Our uveitis epidemiologic report is retrospective in nature and was largely based on patients referred to our tertiary care center, and therefore, referral bias may exist. Beside true geographic, genetic, environmental, and ethnic differences, other factors may influence the diagnostic variability between different epidemiological studies. Differences in the diagnostic approach of ophthalmologists, availability of uveitis-trained faculty, accessibility to newer diagnostic techniques, and the evolution of diagnostic criteria employed by individual authors are among such factors. Nevertheless, reporting the frequency of various diseases in our area provides a more complete understanding of uveitis in the United States and may help inform future studies.
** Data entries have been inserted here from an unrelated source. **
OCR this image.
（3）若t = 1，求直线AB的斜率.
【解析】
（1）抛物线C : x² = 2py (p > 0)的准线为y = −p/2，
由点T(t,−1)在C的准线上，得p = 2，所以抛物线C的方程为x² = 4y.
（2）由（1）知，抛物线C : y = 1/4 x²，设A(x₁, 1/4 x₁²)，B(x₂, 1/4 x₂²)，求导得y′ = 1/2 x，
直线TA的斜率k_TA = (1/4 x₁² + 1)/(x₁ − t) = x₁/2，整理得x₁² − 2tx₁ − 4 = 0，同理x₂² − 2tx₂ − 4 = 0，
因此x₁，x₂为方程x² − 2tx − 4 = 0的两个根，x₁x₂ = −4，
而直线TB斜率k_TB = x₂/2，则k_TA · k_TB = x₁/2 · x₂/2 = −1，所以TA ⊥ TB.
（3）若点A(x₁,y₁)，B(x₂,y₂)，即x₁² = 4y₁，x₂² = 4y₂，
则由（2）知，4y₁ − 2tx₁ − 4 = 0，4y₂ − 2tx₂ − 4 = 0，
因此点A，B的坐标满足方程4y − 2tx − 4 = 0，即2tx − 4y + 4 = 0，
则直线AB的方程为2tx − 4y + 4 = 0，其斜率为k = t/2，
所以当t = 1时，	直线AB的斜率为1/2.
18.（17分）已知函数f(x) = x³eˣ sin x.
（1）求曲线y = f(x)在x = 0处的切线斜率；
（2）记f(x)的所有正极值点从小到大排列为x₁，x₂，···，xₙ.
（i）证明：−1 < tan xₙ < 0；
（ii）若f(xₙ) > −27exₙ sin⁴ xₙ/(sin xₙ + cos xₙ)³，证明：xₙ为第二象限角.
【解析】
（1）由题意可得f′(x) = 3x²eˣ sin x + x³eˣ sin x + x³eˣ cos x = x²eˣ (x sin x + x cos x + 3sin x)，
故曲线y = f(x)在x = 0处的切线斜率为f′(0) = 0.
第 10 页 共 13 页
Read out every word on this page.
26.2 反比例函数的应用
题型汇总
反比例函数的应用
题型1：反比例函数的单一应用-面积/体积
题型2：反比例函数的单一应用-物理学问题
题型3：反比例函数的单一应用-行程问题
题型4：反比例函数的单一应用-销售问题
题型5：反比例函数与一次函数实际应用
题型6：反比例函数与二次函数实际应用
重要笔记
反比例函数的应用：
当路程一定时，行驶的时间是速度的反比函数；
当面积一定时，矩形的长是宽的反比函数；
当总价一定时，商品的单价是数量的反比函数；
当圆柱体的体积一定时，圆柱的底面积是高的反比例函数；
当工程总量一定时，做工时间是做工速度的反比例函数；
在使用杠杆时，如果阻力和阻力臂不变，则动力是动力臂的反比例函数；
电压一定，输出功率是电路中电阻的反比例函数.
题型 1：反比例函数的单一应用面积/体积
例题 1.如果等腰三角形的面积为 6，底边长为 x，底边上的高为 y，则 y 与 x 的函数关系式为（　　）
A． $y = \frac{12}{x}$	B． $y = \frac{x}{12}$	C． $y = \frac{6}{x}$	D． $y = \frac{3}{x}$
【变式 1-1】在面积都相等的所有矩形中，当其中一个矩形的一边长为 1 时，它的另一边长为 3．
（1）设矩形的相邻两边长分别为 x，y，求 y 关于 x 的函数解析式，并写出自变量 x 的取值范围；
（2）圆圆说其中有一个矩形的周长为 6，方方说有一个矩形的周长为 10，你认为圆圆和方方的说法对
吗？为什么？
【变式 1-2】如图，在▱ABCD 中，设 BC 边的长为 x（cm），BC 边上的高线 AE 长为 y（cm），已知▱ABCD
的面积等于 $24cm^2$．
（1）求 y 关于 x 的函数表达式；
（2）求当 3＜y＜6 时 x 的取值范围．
In summary, we studied a well-defined population of 491 patients at the UVA Eye Center. To our knowledge, this study of uveitis demographic analysis is unique, as it is the first to be conducted in central Virginia. Over the period of this study, Caucasian patients were more frequently seen than non-Caucasians, but African Americans constituted a considerable size of study population. The frequencies of anterior, intermediate, posterior, and panuveitis were within the range reported by other university-based reports. However, unlike other studies, we had more cases of traumatic and post-procedural uveitis. Common uveitis types observed were undifferentiated anterior, traumatic, post-procedural, herpetic disease, HLA-B27 disease, and sarcoidosis. Importantly, mean overall visual acuity remained stable for the cohort from initial to final visit, with the majority receiving topical corticosteroids, confirming that therapeutic interventions are effective.
The authors would like to thank Chang Sup Lee, Vandan Patel, and Shuo Qiu for their contribution in data collection.
A part of this study has been accepted an Association for Research in Vision and Ophthalmology (ARVO) 2015 conference poster.
The authors report no conflicts of interest in this work.